Question

A hypothetical square grows so that the length of it's diagonals are increasing at a rate of 8 m/min. How fast is the area of the square increasing when the diagonals are 4m each?

Answer 1

Answer:

32$m^{2}/min$

Step-by-step explanation:

We let the length of the square be l, the diagonal be z and the area be A.

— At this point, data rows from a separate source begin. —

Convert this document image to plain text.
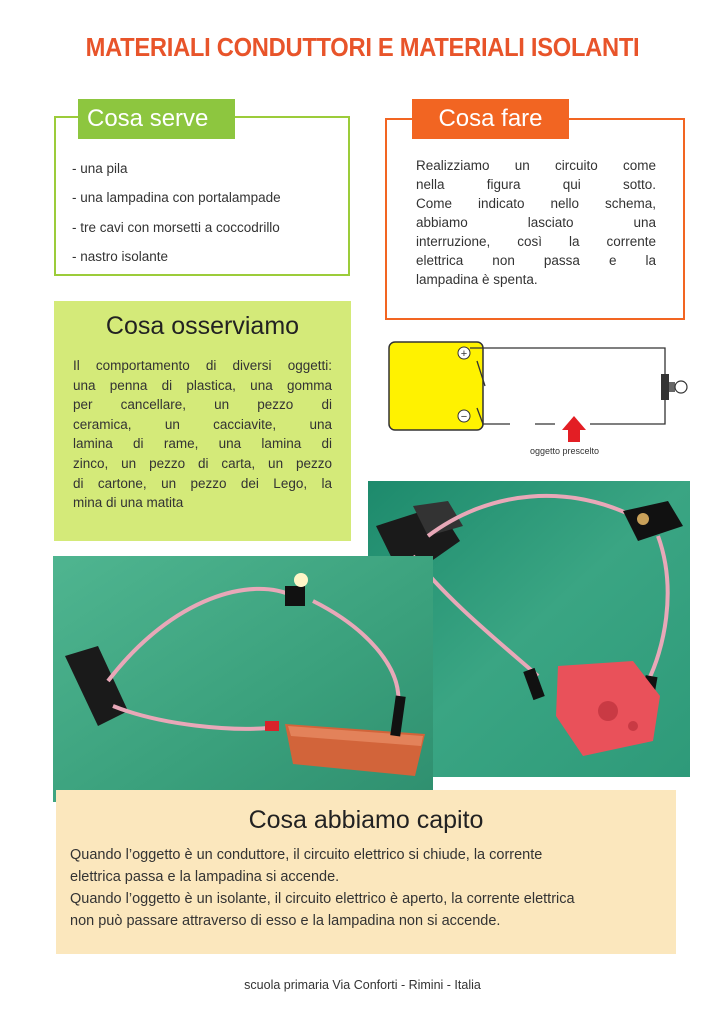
MATERIALI CONDUTTORI E MATERIALI ISOLANTI
Cosa serve
- una pila
- una lampadina con portalampade
- tre cavi con morsetti a coccodrillo
- nastro isolante
Cosa fare
Realizziamo un circuito come
nella figura qui sotto.
Come indicato nello schema,
abbiamo lasciato una
interruzione, così la corrente
elettrica non passa e la
lampadina è spenta.
Cosa osserviamo
Il comportamento di diversi oggetti:
una penna di plastica, una gomma
per cancellare, un pezzo di
ceramica, un cacciavite, una
lamina di rame, una lamina di
zinco, un pezzo di carta, un pezzo
di cartone, un pezzo dei Lego, la
mina di una matita
+
−
oggetto prescelto
Cosa abbiamo capito
Quando l’oggetto è un conduttore, il circuito elettrico si chiude, la corrente
elettrica passa e la lampadina si accende.
Quando l’oggetto è un isolante, il circuito elettrico è aperto, la corrente elettrica
non può passare attraverso di esso e la lampadina non si accende.
scuola primaria Via Conforti - Rimini - Italia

Then by Pythagoras theorem;

$l^{2}+l^{2}=z^{2}\\2l^{2}=z^{2}$

The are of a square of length l is given as;

$A=l^{2}$

Combining these two equations yields;

$z^{2}=2A$

$A=\frac{z^{2} }{2}$

Next, we have been given;

$\frac{dz}{dt}=8$

We are required to find;

$\frac{dA}{dt}$ when z = 4

By chain rule;

$\frac{dA}{dt}=\frac{dA}{dz}*\frac{dz}{dt}$

Differentiating $A=\frac{z^{2} }{2}$ with respect to z yields;

$\frac{dA}{dz}=z$

Therefore,

$\frac{dA}{dt}=\frac{dA}{dz}*\frac{dz}{dt}$ = 8z

When z is 4m the area of the square will be increasing at a rate of;

8m/min * 4m = 32$m^{2}/min$